Lei se ne sta immobile, i suoi averi raccolti in mano per scendere. Guarda davanti a sé, dove la strada curva e sparisce, attraversata in tralice dalle ombre. «Mi sa che ho ancora qualche giorno».

«Sicuro. Ha un sacco di tempo. Solo che è probabile che da un momento all’altro si ritrovi con della compagnia che non può camminare. Venga a casa con me». Dà il via ai muli senza aspettare una risposta. Il carro si immette nella viottola, la strada in ombra. La donna si appoggia all’indietro, anche se tiene ancora in mano il ventaglio, il fagotto e le scarpe.

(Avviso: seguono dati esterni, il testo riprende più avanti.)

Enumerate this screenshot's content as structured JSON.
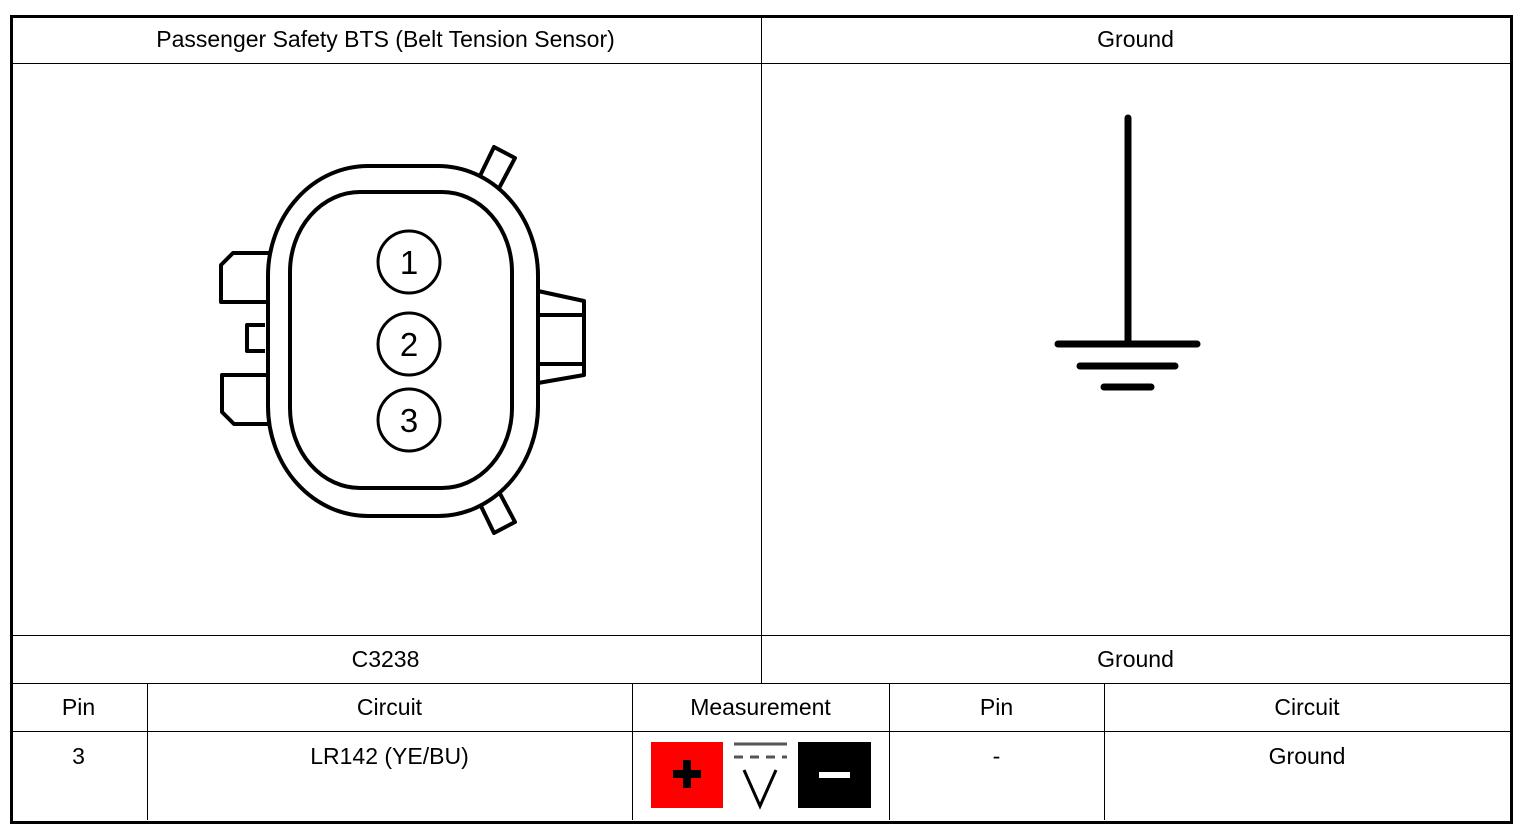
{
  "header": {
    "left_title": "Passenger Safety BTS (Belt Tension Sensor)",
    "right_title": "Ground"
  },
  "connector": {
    "pins": [
      "1",
      "2",
      "3"
    ]
  },
  "labels": {
    "left": "C3238",
    "right": "Ground"
  },
  "table": {
    "headers": [
      "Pin",
      "Circuit",
      "Measurement",
      "Pin",
      "Circuit"
    ],
    "rows": [
      {
        "pin": "3",
        "circuit": "LR142 (YE/BU)",
        "measurement_icons": [
          "positive-probe-icon",
          "dc-voltage-icon",
          "negative-probe-icon"
        ],
        "pin2": "-",
        "circuit2": "Ground"
      }
    ]
  },
  "colors": {
    "positive": "#ff0000",
    "negative": "#000000"
  }
}
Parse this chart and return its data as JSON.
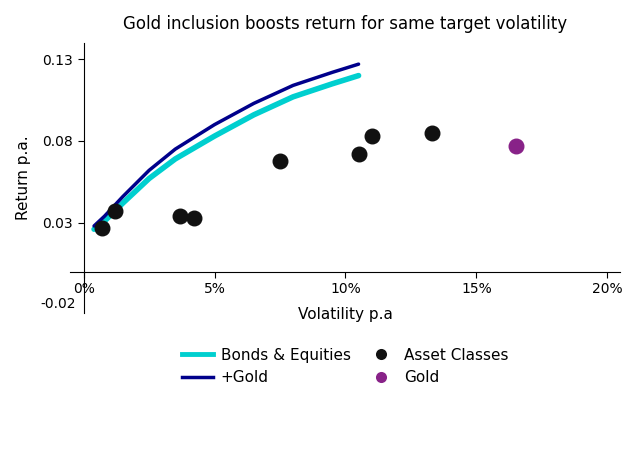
{
  "title": "Gold inclusion boosts return for same target volatility",
  "xlabel": "Volatility p.a",
  "ylabel": "Return p.a.",
  "xlim": [
    -0.005,
    0.205
  ],
  "ylim": [
    -0.025,
    0.14
  ],
  "xticks": [
    0.0,
    0.05,
    0.1,
    0.15,
    0.2
  ],
  "xtick_labels": [
    "0%",
    "5%",
    "10%",
    "15%",
    "20%"
  ],
  "yticks": [
    0.03,
    0.08,
    0.13
  ],
  "ytick_labels": [
    "0.03",
    "0.08",
    "0.13"
  ],
  "frontier_bonds_x": [
    0.004,
    0.008,
    0.015,
    0.025,
    0.035,
    0.05,
    0.065,
    0.08,
    0.095,
    0.105
  ],
  "frontier_bonds_y": [
    0.026,
    0.031,
    0.042,
    0.057,
    0.069,
    0.083,
    0.096,
    0.107,
    0.115,
    0.12
  ],
  "frontier_gold_x": [
    0.004,
    0.008,
    0.015,
    0.025,
    0.035,
    0.05,
    0.065,
    0.08,
    0.095,
    0.105
  ],
  "frontier_gold_y": [
    0.028,
    0.034,
    0.046,
    0.062,
    0.075,
    0.09,
    0.103,
    0.114,
    0.122,
    0.127
  ],
  "asset_x": [
    0.007,
    0.012,
    0.037,
    0.042,
    0.075,
    0.105,
    0.11,
    0.133
  ],
  "asset_y": [
    0.027,
    0.037,
    0.034,
    0.033,
    0.068,
    0.072,
    0.083,
    0.085
  ],
  "gold_x": [
    0.165
  ],
  "gold_y": [
    0.077
  ],
  "bonds_color": "#00CFCF",
  "gold_line_color": "#00008B",
  "asset_color": "#111111",
  "gold_dot_color": "#882288",
  "background_color": "#ffffff",
  "title_fontsize": 12,
  "axis_fontsize": 11,
  "tick_fontsize": 10,
  "legend_fontsize": 11
}
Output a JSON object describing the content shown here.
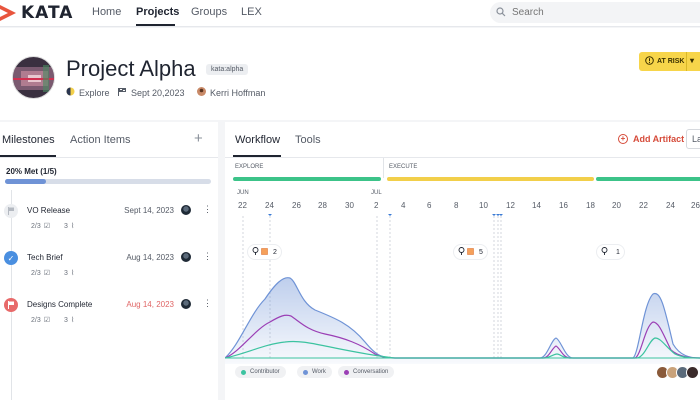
{
  "nav": {
    "logo": "KATA",
    "items": [
      {
        "label": "Home"
      },
      {
        "label": "Projects"
      },
      {
        "label": "Groups"
      },
      {
        "label": "LEX"
      }
    ],
    "search_placeholder": "Search"
  },
  "header": {
    "title": "Project Alpha",
    "tag": "kata:alpha",
    "phase": "Explore",
    "date": "Sept 20,2023",
    "owner": "Kerri Hoffman",
    "status_button": "AT RISK"
  },
  "left": {
    "tabs": [
      "Milestones",
      "Action Items"
    ],
    "met": "20% Met (1/5)",
    "progress_fraction": 0.2,
    "milestones": [
      {
        "name": "VO Release",
        "date": "Sept 14, 2023",
        "tasks": "2/3",
        "attachments": "3",
        "status": "pending",
        "overdue": false
      },
      {
        "name": "Tech Brief",
        "date": "Aug 14, 2023",
        "tasks": "2/3",
        "attachments": "3",
        "status": "done",
        "overdue": false
      },
      {
        "name": "Designs Complete",
        "date": "Aug 14, 2023",
        "tasks": "2/3",
        "attachments": "3",
        "status": "late",
        "overdue": true
      }
    ]
  },
  "workflow": {
    "tabs": [
      "Workflow",
      "Tools"
    ],
    "add_artifact": "Add Artifact",
    "layout_button": "La",
    "phases": [
      {
        "label": "EXPLORE",
        "color": "#3cc389"
      },
      {
        "label": "EXECUTE",
        "color": "#f2cf4a"
      }
    ],
    "months": [
      "JUN",
      "JUL"
    ],
    "days": [
      "22",
      "24",
      "26",
      "28",
      "30",
      "2",
      "4",
      "6",
      "8",
      "10",
      "12",
      "14",
      "16",
      "18",
      "20",
      "22",
      "24",
      "26"
    ],
    "flags": [
      {
        "count": "2"
      },
      {
        "count": "5"
      },
      {
        "count": "1"
      }
    ],
    "legend": [
      {
        "label": "Contributor",
        "color": "#3cc3a0"
      },
      {
        "label": "Work",
        "color": "#6f93d6"
      },
      {
        "label": "Conversation",
        "color": "#9b3fb5"
      }
    ]
  }
}
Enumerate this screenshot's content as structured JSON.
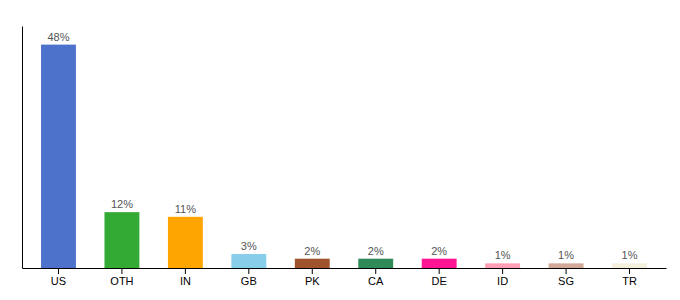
{
  "chart_data": {
    "type": "bar",
    "categories": [
      "US",
      "OTH",
      "IN",
      "GB",
      "PK",
      "CA",
      "DE",
      "ID",
      "SG",
      "TR"
    ],
    "values": [
      48,
      12,
      11,
      3,
      2,
      2,
      2,
      1,
      1,
      1
    ],
    "value_labels": [
      "48%",
      "12%",
      "11%",
      "3%",
      "2%",
      "2%",
      "2%",
      "1%",
      "1%",
      "1%"
    ],
    "colors": [
      "#4d72cc",
      "#33aa33",
      "#ffa500",
      "#87ceeb",
      "#a0522d",
      "#2e8b57",
      "#ff1493",
      "#ff9eb5",
      "#d2a898",
      "#f5f0dc"
    ],
    "ylim": [
      0,
      52
    ],
    "grid": false,
    "data_labels": true,
    "tick_labels": "x"
  }
}
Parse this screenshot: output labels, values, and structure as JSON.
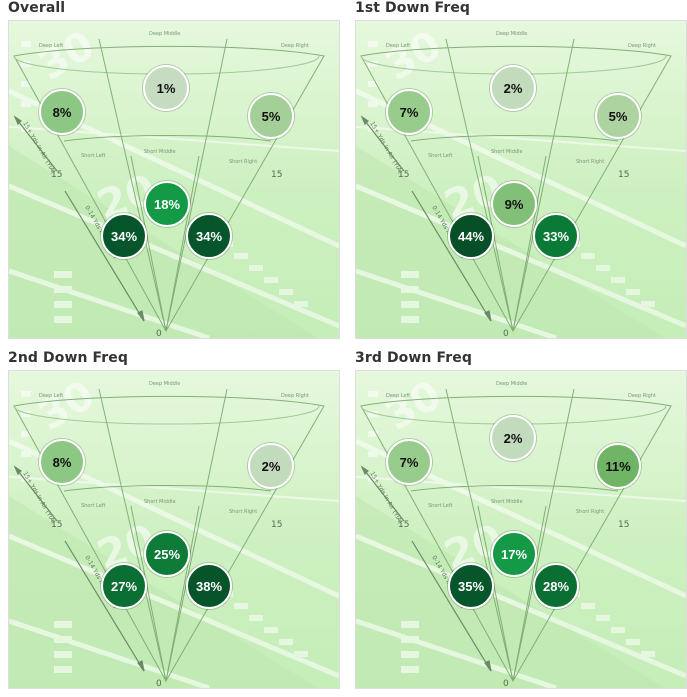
{
  "zone_labels": {
    "deep_left": "Deep Left",
    "deep_middle": "Deep Middle",
    "deep_right": "Deep Right",
    "short_left": "Short Left",
    "short_middle": "Short Middle",
    "short_right": "Short Right",
    "yard_15": "15",
    "yard_0": "0",
    "axis_short": "0-14 Yds In Air (YIA)",
    "axis_deep": "15+ Yds In Air (YIA)"
  },
  "panels": [
    {
      "title": "Overall",
      "zones": {
        "deep_left": {
          "label": "8%",
          "value": 8,
          "color": "#8cc784",
          "text_color": "#111111"
        },
        "deep_middle": {
          "label": "1%",
          "value": 1,
          "color": "#c6dcc0",
          "text_color": "#111111"
        },
        "deep_right": {
          "label": "5%",
          "value": 5,
          "color": "#a5cf98",
          "text_color": "#111111"
        },
        "short_middle": {
          "label": "18%",
          "value": 18,
          "color": "#149a47",
          "text_color": "#ffffff"
        },
        "short_left": {
          "label": "34%",
          "value": 34,
          "color": "#07562b",
          "text_color": "#ffffff"
        },
        "short_right": {
          "label": "34%",
          "value": 34,
          "color": "#07562b",
          "text_color": "#ffffff"
        }
      }
    },
    {
      "title": "1st Down Freq",
      "zones": {
        "deep_left": {
          "label": "7%",
          "value": 7,
          "color": "#98cc8c",
          "text_color": "#111111"
        },
        "deep_middle": {
          "label": "2%",
          "value": 2,
          "color": "#c3dbbd",
          "text_color": "#111111"
        },
        "deep_right": {
          "label": "5%",
          "value": 5,
          "color": "#add3a1",
          "text_color": "#111111"
        },
        "short_middle": {
          "label": "9%",
          "value": 9,
          "color": "#82bf78",
          "text_color": "#111111"
        },
        "short_left": {
          "label": "44%",
          "value": 44,
          "color": "#064f27",
          "text_color": "#ffffff"
        },
        "short_right": {
          "label": "33%",
          "value": 33,
          "color": "#0c7a37",
          "text_color": "#ffffff"
        }
      }
    },
    {
      "title": "2nd Down Freq",
      "zones": {
        "deep_left": {
          "label": "8%",
          "value": 8,
          "color": "#8cc784",
          "text_color": "#111111"
        },
        "deep_middle": {
          "label": "",
          "value": null,
          "color": "",
          "text_color": ""
        },
        "deep_right": {
          "label": "2%",
          "value": 2,
          "color": "#c3dbbd",
          "text_color": "#111111"
        },
        "short_middle": {
          "label": "25%",
          "value": 25,
          "color": "#0f7b38",
          "text_color": "#ffffff"
        },
        "short_left": {
          "label": "27%",
          "value": 27,
          "color": "#0b6e33",
          "text_color": "#ffffff"
        },
        "short_right": {
          "label": "38%",
          "value": 38,
          "color": "#07542a",
          "text_color": "#ffffff"
        }
      }
    },
    {
      "title": "3rd Down Freq",
      "zones": {
        "deep_left": {
          "label": "7%",
          "value": 7,
          "color": "#98cc8c",
          "text_color": "#111111"
        },
        "deep_middle": {
          "label": "2%",
          "value": 2,
          "color": "#c3dbbd",
          "text_color": "#111111"
        },
        "deep_right": {
          "label": "11%",
          "value": 11,
          "color": "#6fb565",
          "text_color": "#111111"
        },
        "short_middle": {
          "label": "17%",
          "value": 17,
          "color": "#149a47",
          "text_color": "#ffffff"
        },
        "short_left": {
          "label": "35%",
          "value": 35,
          "color": "#07562b",
          "text_color": "#ffffff"
        },
        "short_right": {
          "label": "28%",
          "value": 28,
          "color": "#0b6e33",
          "text_color": "#ffffff"
        }
      }
    }
  ]
}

«Non vorrei restare in obbligo» dice lei. «Non vorrei scomodare».

«Sicuro» dice Armstid. «Venga con me». Per la prima volta i muli vanno rapidi di propria volontà. «Fiutano il mais» dice Armstid, pensando, ‘Ma ecco com’è la donna. Pronta a mettere i bastoni fra le ruote a un’altra donna, ma non ci pensa neanche due volte a andarsene in giro in pubblico senza vergogna perché sa che la gente, gli uomini, si prenderanno cura di lei. Non gliene importa nulla delle donne. Non è stata una donna a metterla in quelli che neanche chiama guai. Sissignore. Lascia che una si sposi o si metta nei guai senza essere sposata, e di colpo si stacca dalla razza e dalla specie delle donne e passa il resto della vita a cercare di entrare nella razza degli uomini. Ecco perché fiuta tabacco, fuma, e vuole votare’.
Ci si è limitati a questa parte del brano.